12. Hormonal Imbalances

Fluctuations in hormone levels—especially involving estrogen, dopamine, and thyroid hormones—can influence muscle tone and neurological signaling. Some studies suggest that cervical dystonia symptoms worsen during menopause or hormonal changes, pointing to a possible endocrine connection. Since hormones regulate neurotransmitter production and muscular responsiveness, disruptions in this system may trigger or aggravate dystonic patterns. Thyroid dysfunction, in particular, is known to alter nerve excitability and muscle control. If you’re experiencing cervical dystonia alongside symptoms like fatigue, hair loss, or weight changes, a full hormonal panel might reveal an underlying imbalance that’s been amplifying the condition’s grip.

13. Toxin Exposure

Certain environmental toxins—like heavy metals, pesticides, or industrial chemicals—have neurotoxic effects that can damage or disrupt the motor control centers of the brain. Chronic exposure, even at low levels, may slowly degrade neurological function over time. Cases have been documented where individuals exposed to manganese or lead developed symptoms mimicking Parkinsonian or dystonic syndromes. These toxins can interfere with dopamine pathways, which are essential for smooth muscle control. If you’ve worked in industrial settings or lived near chemical exposure zones, this could be a factor worth investigating. Environmental health is an underexplored but critical piece of the dystonia puzzle.
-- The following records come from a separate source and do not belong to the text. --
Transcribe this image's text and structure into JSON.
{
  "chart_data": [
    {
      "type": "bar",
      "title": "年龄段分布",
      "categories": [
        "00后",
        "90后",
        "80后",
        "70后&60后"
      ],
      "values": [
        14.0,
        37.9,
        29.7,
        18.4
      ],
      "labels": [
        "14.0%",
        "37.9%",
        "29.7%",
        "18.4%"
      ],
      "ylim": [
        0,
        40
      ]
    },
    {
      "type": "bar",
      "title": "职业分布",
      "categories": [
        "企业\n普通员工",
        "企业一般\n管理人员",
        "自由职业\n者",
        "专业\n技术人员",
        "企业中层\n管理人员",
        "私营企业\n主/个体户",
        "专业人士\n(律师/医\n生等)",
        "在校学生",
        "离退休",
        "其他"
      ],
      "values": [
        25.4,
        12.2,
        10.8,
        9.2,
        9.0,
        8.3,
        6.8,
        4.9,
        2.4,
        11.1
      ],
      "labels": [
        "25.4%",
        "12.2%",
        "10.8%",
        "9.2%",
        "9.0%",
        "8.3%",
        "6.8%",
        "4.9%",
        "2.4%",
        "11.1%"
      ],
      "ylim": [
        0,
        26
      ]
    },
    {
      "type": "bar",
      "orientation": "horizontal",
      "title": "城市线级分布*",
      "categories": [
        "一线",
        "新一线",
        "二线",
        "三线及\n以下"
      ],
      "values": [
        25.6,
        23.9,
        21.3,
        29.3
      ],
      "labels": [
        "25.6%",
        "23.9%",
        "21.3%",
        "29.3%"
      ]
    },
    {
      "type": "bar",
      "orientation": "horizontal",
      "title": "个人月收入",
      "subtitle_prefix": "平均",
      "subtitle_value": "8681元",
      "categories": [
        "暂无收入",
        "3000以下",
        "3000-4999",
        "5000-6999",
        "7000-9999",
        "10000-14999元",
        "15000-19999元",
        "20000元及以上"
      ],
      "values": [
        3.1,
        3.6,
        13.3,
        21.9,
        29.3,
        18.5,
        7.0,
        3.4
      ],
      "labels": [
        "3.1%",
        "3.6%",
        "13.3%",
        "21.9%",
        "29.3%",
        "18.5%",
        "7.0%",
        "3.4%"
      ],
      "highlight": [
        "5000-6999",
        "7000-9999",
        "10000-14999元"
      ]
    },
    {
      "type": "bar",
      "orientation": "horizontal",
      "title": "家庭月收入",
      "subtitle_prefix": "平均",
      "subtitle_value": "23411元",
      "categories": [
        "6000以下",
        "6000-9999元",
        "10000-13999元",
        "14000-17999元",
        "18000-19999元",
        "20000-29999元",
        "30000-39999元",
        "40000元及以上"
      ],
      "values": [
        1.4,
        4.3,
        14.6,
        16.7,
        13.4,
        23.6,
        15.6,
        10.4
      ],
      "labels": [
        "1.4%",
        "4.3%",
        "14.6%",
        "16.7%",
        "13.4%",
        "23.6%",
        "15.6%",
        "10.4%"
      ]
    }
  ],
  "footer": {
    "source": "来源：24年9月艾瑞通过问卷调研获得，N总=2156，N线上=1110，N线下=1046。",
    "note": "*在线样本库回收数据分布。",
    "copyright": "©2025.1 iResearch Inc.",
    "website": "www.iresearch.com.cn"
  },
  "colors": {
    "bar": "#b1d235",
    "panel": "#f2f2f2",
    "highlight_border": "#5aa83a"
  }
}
14. Sleep Disorders and Chronic Fatigue

Poor sleep doesn’t just leave you groggy—it disrupts your entire nervous system. Chronic sleep deprivation affects dopamine regulation and muscular recovery, two crucial factors in managing motor control. Some patients report worsened dystonia symptoms after nights of fragmented or insufficient rest. In rare cases, sleep disorders like REM behavior disorder or periodic limb movement disorder may also co-occur with dystonia. Because cervical dystonia involves involuntary muscle movement, any condition that destabilizes muscle tone during sleep can worsen symptoms. Sleep hygiene, quality, and underlying sleep disorders should all be examined as part of a holistic dystonia care plan.

15. Structural Brain Changes or Lesions

While many cases of cervical dystonia are idiopathic (meaning no clear cause), some are rooted in visible structural changes in the brain. Lesions in the basal ganglia, thalamus, or brainstem—caused by stroke, tumor, or trauma—can directly disrupt the neural circuitry responsible for controlling muscle movement. Even small changes in these motor regions can have outsized impacts. MRI or CT imaging may reveal subtle damage that explains otherwise mysterious dystonia cases. For patients with sudden onset symptoms, or those that don’t fit the standard profile, brain imaging is an essential next step—not just for diagnosis, but for targeted treatment.
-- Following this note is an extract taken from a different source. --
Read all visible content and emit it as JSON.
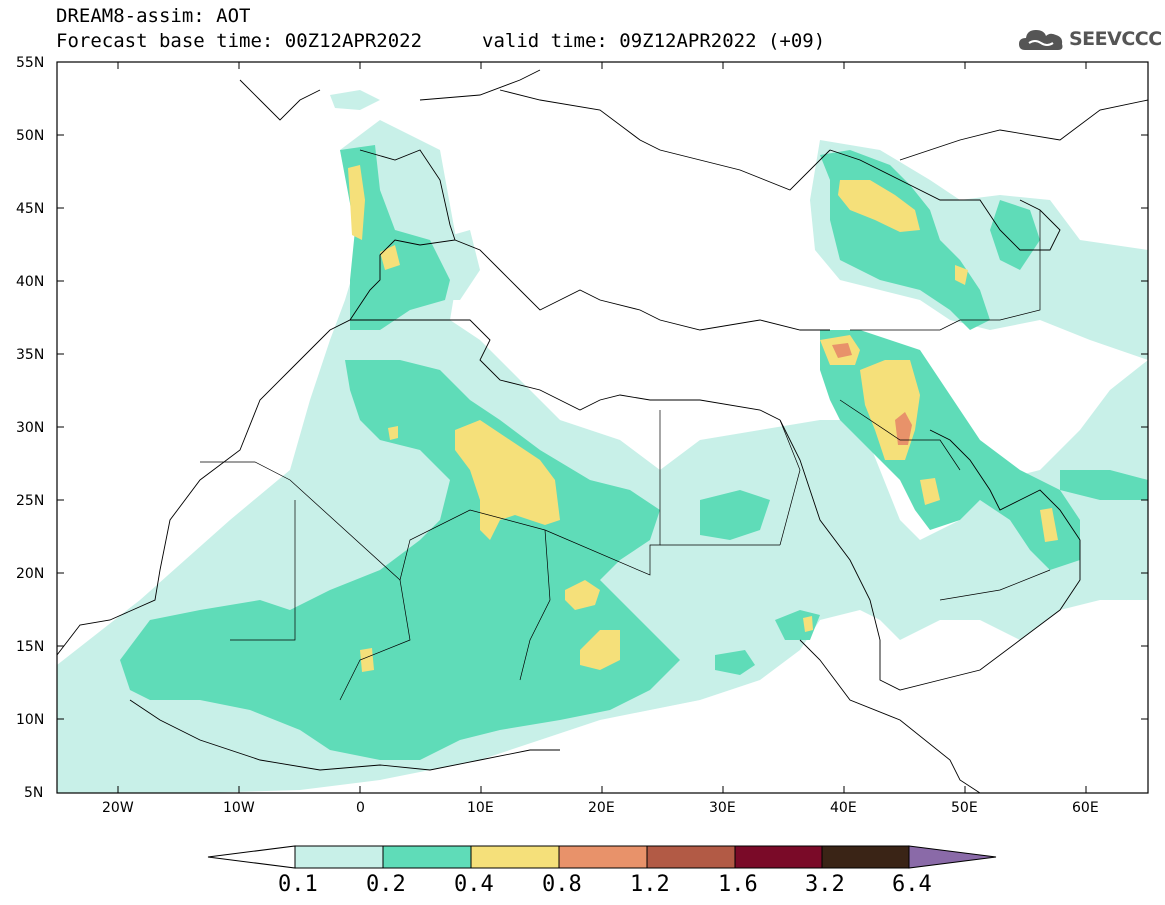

Cervical dystonia isn’t just a condition of twisted muscles—it’s a complex neurological puzzle shaped by genes, injuries, stress, medication, and sometimes, mysteries we’re only beginning to understand. For those living with it, the pain is real, the movements are exhausting, and the search for answers can feel endless. But knowledge is power. By expanding the list to 15 causes, we’ve gone beyond the obvious to spotlight the lesser-known triggers that deserve just as much attention. Whether your symptoms emerged gradually or overnight, whether the cause is clear or elusive, understanding the “why” is a powerful step toward healing. Because cervical dystonia isn’t just about what your neck is doing—it’s about what your body is trying to say. Listen closely. Your story might begin with a symptom, but it doesn’t have to end there. With awareness, advocacy, and the right support, you can move forward—on your own terms.